Christ Church was constructed in Pennine sandstone from the local Cox Green Quarry with ashlar dressings and a slate roof. Its plan consists of a six-bay nave, with a clerestory, north and south aisles, north and south transepts, and a chancel with an organ loft to the south and a lean-to vestry to the north. The tower is at the west end; it is in three stages, separated by string courses. There are twin lancet windows in the lower stage, single lancets in the middle stage and stepped lancets in the top stage containing louvred bell openings.
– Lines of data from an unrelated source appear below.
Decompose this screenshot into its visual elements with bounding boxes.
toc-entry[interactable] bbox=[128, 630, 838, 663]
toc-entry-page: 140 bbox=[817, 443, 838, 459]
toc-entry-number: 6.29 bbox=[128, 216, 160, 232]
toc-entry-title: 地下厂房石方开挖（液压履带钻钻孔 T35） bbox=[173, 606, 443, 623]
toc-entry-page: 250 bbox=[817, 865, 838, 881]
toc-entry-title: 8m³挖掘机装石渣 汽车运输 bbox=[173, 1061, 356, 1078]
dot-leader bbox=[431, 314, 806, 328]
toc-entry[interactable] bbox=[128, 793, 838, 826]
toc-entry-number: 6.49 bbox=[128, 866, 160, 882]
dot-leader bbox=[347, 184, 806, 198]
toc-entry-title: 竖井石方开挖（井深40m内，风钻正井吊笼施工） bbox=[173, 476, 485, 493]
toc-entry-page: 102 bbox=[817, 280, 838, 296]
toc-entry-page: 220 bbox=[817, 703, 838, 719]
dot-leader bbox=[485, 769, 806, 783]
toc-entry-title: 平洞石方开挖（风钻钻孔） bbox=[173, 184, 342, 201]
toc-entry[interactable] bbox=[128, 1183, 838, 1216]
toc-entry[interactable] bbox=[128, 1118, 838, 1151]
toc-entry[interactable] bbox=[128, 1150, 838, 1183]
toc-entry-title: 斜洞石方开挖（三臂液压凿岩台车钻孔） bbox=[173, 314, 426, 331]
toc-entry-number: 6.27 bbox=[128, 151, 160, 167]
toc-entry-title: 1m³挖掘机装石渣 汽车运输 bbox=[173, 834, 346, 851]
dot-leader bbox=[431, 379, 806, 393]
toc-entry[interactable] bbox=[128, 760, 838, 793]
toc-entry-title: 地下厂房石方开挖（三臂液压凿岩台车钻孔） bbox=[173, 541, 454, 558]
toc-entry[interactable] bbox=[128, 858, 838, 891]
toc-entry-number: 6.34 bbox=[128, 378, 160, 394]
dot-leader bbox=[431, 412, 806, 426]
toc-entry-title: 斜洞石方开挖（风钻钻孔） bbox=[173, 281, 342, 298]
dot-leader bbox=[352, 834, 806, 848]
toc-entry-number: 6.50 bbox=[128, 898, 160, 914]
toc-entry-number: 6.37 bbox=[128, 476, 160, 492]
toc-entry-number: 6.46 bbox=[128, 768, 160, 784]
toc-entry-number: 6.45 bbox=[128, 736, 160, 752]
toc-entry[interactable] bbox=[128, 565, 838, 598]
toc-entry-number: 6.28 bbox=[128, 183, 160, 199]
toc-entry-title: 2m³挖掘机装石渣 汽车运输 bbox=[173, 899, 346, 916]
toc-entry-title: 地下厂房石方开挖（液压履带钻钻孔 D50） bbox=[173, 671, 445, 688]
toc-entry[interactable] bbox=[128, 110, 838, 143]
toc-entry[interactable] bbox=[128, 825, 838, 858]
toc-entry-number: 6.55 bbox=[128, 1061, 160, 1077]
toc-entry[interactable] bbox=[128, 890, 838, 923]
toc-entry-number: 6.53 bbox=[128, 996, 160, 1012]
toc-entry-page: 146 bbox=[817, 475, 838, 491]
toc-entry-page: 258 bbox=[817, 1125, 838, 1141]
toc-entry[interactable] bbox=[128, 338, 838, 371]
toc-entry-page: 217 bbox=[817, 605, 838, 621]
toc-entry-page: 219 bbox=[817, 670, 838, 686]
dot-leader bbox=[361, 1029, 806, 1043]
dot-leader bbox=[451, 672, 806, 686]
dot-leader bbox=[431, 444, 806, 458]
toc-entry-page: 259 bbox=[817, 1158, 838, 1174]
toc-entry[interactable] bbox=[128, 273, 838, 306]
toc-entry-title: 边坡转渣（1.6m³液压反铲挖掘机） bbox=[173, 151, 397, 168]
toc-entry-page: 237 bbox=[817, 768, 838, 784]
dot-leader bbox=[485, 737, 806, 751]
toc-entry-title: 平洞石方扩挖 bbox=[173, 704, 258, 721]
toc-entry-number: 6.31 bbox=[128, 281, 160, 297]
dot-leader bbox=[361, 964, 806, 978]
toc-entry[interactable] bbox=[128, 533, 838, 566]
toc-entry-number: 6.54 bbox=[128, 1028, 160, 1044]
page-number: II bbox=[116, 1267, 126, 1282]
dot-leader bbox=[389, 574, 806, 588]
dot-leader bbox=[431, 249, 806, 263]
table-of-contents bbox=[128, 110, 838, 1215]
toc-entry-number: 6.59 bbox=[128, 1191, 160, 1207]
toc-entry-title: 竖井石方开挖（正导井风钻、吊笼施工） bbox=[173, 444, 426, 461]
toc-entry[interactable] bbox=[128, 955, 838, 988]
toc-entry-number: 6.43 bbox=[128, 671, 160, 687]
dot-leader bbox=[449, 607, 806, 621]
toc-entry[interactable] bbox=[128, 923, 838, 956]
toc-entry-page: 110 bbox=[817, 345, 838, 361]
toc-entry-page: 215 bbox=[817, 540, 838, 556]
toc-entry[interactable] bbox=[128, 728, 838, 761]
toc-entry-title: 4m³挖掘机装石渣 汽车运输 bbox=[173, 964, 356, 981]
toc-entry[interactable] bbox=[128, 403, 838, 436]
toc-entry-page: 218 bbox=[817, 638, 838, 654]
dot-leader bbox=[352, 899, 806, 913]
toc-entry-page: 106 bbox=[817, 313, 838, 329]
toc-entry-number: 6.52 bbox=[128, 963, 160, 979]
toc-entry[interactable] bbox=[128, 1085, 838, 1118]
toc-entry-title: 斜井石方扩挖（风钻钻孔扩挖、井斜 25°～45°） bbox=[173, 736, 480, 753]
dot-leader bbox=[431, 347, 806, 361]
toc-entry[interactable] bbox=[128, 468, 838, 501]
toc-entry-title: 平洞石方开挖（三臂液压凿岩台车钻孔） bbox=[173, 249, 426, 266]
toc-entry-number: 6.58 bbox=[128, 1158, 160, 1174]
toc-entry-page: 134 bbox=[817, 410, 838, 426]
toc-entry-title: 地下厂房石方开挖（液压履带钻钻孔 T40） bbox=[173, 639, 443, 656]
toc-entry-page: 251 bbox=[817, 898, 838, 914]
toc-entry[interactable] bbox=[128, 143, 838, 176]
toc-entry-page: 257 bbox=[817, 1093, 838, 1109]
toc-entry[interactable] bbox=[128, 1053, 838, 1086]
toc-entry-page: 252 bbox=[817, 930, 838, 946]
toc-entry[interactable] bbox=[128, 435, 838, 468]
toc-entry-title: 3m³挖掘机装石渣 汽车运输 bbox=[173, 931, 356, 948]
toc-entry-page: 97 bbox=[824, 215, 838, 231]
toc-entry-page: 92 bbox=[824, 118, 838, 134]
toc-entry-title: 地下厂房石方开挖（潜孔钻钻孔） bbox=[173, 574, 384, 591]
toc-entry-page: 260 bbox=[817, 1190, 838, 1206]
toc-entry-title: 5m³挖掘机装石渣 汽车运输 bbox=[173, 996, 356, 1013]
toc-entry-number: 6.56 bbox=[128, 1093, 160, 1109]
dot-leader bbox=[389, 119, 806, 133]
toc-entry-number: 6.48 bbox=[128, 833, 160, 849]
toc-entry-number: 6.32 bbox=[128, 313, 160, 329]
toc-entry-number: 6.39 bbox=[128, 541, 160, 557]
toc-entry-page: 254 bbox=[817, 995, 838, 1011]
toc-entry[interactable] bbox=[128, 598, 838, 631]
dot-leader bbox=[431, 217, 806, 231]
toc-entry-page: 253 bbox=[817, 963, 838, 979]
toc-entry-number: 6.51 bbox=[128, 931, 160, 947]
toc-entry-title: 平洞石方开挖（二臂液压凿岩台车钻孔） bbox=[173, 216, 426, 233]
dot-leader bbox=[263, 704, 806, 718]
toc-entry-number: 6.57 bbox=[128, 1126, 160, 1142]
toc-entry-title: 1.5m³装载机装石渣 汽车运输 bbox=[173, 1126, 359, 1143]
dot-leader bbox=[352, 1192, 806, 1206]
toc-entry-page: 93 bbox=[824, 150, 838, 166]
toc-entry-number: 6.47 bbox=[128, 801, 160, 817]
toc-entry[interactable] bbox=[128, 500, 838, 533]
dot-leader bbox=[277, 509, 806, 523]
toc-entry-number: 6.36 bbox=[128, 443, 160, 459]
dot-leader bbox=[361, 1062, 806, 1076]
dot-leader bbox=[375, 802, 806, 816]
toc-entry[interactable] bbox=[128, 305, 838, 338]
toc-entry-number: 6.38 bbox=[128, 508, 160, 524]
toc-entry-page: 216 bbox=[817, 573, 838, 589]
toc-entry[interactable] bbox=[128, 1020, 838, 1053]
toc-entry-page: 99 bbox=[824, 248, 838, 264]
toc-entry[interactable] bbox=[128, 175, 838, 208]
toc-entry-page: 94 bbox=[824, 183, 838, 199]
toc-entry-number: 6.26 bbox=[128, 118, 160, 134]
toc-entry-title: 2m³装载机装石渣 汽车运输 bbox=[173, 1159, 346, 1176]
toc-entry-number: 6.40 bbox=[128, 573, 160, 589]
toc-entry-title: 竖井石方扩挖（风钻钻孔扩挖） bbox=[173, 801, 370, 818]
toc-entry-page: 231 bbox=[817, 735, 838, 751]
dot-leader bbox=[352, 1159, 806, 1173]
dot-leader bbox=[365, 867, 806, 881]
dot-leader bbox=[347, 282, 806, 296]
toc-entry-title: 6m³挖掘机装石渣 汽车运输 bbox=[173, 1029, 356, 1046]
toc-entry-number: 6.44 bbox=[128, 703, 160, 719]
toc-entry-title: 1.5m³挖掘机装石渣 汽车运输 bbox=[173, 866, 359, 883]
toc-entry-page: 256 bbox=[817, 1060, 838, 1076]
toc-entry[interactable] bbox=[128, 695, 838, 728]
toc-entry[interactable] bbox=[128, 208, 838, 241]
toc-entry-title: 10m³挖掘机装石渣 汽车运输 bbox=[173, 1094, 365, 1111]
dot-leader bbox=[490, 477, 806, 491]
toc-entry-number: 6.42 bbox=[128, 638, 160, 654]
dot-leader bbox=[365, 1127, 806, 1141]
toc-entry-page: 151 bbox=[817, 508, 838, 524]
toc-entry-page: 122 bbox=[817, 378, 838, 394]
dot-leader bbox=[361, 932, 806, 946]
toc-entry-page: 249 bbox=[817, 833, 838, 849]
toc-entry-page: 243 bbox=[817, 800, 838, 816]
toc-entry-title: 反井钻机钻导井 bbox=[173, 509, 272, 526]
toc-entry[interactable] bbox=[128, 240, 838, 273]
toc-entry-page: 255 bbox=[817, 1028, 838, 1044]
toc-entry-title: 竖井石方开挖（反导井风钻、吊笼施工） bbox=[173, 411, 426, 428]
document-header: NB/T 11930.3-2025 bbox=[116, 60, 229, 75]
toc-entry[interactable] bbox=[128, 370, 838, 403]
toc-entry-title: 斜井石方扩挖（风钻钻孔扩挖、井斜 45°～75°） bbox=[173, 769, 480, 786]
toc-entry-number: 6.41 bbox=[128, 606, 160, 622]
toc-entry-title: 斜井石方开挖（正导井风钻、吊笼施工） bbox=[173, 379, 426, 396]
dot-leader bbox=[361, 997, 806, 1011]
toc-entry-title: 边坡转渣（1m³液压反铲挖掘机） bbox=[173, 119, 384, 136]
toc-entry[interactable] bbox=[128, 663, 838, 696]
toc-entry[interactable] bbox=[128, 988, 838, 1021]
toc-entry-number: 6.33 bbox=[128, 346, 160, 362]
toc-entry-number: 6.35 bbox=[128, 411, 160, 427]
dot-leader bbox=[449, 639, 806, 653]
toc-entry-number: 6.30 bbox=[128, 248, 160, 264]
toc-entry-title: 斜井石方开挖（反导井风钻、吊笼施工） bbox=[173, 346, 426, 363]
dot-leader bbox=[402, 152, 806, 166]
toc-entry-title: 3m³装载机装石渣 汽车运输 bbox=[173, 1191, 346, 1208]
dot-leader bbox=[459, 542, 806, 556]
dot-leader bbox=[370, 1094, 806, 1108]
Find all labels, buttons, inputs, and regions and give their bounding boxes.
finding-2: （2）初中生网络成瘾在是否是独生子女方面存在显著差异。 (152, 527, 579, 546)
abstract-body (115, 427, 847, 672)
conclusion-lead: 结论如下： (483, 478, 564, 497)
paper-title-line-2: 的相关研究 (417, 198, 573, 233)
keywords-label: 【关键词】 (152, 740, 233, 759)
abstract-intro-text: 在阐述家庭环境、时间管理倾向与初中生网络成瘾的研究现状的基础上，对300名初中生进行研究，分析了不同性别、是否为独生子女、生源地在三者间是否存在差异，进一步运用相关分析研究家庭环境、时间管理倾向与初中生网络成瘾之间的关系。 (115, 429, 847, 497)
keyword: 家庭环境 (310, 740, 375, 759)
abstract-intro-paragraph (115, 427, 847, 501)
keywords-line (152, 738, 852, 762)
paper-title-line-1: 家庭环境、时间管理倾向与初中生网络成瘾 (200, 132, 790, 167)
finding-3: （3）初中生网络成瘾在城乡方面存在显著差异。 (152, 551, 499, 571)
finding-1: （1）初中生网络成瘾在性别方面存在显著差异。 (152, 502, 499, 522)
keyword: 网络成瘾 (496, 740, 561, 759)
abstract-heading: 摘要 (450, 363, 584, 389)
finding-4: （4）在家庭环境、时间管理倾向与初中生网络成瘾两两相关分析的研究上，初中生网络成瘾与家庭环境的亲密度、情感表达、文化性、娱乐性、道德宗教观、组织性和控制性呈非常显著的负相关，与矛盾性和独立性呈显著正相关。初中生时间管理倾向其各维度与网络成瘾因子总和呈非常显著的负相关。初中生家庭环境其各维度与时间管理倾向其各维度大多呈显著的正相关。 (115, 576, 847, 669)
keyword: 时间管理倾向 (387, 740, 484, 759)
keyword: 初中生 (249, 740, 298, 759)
The plain parapet is corbelled, and corner buttresses rise to a pinnacle at each corner.

===Interior===
Inside the church, the arcades are carried on monolithic piers (made from single pieces of stone). They are 12 ft high, excluding capitals and stub-bases and are carved into four shafts around a central spine. (earlier references to 16 ft ht are incorrect) The west gallery is supported on two cast iron columns. The panelled reredos dates from 1872 and side panels were added in 1908; all the panels depict scenes in mosaic. The chapel in the south transept contains an altar with a canopy and another reredos. These were added to the church in 1952 to accommodate a 15th-century painted predella. This is divided into three sections containing depictions of Christ before Pilate, Man of Sorrows, and the Lamentation; the sections are separated by gilded tracery. The war memorial, dating from about 1920, is in alabaster, and depicts an angel and a wreath. The stained glass in the east window dates from 1872 is by William Wailes, and that in the south transept, dating from 1896 is by Ballantyne and Gardiner. In the nave, in windows facing each other, is glass designed by Edward Burne-Jones and made by Morris & Co. in 1889. The font, which carries a dedication dated 1845, was moved here from Bolton Parish Church in 1952. The three-manual Compton organ dates from 1934 in Liverpool and was eventually taken from the Bolton Odeon Cinema and installed in the church in 1968, replacing an earlier organ of 1892. This was itself a rebuild of an earlier organ.

==External features==
The churchyard contains the war graves of seven soldiers from World War I, and a soldier, an airman and a Royal Navy sailor of World War II.